Amazon founder and former CEO Jeff Bezos is a longtime backer of General Fusion and his VC arm Bezos Expeditions participated in the round.

Source: GeekWire

And then the largest agricultural landowner in America, who would not allow the scientists in Cambridge to release the formulation for the COVID vaccine because his philanthropy ‘incubated’ them and whose recent philanthropy to humanity has been the Omicron – Bill Gates – has been investing in the space for a long time through a fund called Breakthrough Energy. He along with the man who ensures that his employees wear adult diapers to work because time is money and has so much money that going to space is the only way he can blow it up – Jeff Bezos – are investing together. This one is definitely going to be a winner.

Sorbom did make it work: He got the job, and 12 years later, Sorbom has his doctorate from MIT and is co-founder and chief scientific officer of Commonwealth Fusion Systems, a rapidly growing company spun out of Sorbom and his co-founders’ research. CFS aims to commercialize fusion, a safe and virtually limitless source of “clean energy,” to combat climate change. The company is funded by the likes of Jeff Bezos and Bill Gates by way of energy innovation investment fund Breakthrough Energy.

Source: CNBC

Fusion Energy seems to be closer than ever.

Fusion scientists often speak of waiting for a “Kitty Hawk moment,” though they argue about what would constitute one. Only in retrospect do we view the Wright brothers’ Flyer as the essential breakthrough in manned flight. Hot-air balloons had already achieved flight, of a kind; gliders were around, too, though they couldn’t take off or land without a catapult or a leap. One of the Wright brothers’ first manned flights lasted less than a minute—was that flight? An A.P. reporter said, of that event, “Fifty-seven seconds, hey? If it had been fifty-seven minutes, then it might have been a news item.”
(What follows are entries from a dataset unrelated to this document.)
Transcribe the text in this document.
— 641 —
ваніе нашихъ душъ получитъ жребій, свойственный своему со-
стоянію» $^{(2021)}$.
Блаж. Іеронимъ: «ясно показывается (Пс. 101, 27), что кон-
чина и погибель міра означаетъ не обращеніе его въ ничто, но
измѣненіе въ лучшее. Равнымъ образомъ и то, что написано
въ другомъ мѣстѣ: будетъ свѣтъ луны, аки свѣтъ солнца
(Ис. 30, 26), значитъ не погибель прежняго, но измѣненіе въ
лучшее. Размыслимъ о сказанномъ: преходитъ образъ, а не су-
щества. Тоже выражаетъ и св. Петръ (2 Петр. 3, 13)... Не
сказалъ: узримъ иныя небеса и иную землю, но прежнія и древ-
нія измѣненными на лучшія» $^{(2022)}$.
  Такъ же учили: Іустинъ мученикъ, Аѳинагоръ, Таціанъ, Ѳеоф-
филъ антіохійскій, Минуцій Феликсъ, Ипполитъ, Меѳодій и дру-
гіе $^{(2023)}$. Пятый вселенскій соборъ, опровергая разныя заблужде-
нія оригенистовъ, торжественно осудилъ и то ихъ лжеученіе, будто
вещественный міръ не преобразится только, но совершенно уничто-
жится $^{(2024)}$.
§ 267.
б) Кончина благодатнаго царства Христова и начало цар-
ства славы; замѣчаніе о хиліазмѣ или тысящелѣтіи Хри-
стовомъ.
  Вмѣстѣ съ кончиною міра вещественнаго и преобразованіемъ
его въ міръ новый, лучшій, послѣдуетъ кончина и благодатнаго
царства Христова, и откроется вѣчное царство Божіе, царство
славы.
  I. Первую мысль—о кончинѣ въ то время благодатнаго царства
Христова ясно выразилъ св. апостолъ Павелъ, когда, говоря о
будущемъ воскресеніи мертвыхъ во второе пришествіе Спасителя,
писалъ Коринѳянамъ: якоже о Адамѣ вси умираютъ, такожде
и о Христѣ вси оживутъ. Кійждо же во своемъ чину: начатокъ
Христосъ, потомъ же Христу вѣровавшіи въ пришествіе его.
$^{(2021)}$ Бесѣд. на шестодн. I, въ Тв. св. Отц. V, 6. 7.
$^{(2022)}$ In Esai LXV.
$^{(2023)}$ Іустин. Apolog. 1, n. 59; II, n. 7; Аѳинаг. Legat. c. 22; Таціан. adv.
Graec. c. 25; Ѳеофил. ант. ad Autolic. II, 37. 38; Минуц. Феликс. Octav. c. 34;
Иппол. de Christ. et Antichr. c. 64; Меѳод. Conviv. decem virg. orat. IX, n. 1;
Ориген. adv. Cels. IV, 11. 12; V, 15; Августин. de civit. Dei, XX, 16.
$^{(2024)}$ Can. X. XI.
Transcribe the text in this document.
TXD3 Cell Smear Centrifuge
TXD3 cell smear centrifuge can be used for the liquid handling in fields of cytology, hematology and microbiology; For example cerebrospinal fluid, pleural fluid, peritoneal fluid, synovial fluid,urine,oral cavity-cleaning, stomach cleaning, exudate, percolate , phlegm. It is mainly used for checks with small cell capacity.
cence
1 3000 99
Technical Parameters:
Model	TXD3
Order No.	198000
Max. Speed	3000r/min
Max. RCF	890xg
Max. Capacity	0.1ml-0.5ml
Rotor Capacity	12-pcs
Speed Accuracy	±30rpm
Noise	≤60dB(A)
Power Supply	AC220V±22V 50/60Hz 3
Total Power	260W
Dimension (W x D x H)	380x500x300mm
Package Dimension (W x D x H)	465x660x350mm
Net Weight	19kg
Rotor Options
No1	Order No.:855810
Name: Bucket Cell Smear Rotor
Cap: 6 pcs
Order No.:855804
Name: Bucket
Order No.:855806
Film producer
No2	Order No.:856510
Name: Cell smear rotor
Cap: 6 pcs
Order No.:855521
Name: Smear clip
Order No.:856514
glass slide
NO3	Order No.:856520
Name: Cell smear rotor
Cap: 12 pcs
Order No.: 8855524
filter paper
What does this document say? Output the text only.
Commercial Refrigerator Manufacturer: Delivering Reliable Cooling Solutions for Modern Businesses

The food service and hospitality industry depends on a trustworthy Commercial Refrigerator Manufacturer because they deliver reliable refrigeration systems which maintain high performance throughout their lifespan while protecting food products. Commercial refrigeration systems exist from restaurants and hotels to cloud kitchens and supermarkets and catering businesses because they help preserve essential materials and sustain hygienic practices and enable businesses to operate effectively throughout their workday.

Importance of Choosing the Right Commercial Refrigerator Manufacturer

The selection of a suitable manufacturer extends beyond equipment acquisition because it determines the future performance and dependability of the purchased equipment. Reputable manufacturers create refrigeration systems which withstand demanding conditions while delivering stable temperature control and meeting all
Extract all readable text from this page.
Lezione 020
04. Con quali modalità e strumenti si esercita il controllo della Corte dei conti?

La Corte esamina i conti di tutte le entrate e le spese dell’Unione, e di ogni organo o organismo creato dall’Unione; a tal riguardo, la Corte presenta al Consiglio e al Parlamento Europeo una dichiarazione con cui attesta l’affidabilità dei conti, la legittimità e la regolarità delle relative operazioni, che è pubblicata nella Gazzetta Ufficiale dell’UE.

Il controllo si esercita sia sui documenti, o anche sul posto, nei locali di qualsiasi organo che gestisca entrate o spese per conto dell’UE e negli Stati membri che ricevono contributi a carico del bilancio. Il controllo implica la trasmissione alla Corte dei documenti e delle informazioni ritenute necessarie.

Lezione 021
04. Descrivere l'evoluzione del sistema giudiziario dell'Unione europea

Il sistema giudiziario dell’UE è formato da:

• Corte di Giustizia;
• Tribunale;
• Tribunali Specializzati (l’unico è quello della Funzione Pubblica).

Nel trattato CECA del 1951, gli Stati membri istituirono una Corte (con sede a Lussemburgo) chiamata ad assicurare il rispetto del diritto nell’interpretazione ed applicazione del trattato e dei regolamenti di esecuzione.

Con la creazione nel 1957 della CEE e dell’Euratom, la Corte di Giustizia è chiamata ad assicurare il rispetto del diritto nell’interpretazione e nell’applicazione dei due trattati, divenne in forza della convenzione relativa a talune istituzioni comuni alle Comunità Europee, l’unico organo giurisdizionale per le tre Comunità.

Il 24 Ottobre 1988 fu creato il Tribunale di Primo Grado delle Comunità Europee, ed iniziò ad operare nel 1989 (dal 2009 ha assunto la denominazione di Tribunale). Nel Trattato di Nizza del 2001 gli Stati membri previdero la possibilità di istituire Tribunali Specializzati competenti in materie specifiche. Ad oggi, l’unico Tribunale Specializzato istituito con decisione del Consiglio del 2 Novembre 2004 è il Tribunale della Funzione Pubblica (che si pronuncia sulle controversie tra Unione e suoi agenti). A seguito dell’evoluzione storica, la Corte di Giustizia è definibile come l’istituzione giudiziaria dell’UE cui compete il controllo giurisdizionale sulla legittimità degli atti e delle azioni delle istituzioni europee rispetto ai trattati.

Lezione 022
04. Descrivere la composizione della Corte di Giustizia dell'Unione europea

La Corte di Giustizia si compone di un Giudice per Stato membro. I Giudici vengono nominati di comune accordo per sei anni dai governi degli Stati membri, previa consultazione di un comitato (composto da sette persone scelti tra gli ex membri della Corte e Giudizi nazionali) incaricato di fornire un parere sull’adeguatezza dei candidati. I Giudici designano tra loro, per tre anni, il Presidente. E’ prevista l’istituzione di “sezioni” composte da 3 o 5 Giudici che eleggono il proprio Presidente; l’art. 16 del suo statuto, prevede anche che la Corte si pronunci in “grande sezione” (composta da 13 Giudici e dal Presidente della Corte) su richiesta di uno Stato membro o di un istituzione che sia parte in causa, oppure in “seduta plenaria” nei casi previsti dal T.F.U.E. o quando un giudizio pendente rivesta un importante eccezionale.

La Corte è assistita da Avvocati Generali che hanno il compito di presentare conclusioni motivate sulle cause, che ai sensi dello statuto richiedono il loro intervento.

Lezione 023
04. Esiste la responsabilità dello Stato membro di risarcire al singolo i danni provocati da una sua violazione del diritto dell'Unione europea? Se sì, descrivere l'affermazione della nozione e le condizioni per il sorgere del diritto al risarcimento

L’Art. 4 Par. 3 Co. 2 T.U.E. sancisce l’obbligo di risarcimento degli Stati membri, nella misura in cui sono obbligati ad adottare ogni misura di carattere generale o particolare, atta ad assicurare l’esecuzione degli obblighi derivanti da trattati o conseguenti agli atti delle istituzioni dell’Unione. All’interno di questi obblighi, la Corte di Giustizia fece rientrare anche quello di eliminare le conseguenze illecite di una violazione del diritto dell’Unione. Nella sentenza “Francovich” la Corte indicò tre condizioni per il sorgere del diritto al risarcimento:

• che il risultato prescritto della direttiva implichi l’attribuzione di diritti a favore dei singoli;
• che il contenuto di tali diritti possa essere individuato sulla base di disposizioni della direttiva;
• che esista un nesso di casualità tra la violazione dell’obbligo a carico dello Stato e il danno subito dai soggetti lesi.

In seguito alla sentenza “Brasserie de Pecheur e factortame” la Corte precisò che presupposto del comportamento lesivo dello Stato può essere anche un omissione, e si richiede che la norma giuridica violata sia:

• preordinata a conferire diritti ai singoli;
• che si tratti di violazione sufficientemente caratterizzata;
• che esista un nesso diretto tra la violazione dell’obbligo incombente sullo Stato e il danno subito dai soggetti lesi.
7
In 1901, the chief engineer of the United States Navy wrote, of heavier-than-air flight, “A calm survey of natural phenomenon leads the engineer to pronounce all confident prophecies for future success as wholly unwarranted, if not absurd.” At the time, the Wright brothers were studying aerodynamics in a makeshift wind tunnel; after one particularly disheartening summer at Kitty Hawk, Wilbur confided to Orville his feeling that “not in a thousand years will man fly.” Two years later, they flew their plane for twelve seconds; not too many years after that, they were flying for hours, performing figure eights for large crowds. In response to a report that President Theodore Roosevelt intended to fly with Orville soon, Orville said that, though he wouldn’t turn down a request from the President, he did not think it wise for the President to take such chances.

Source: New Yorker Magazine

It may arrive sooner than most people think!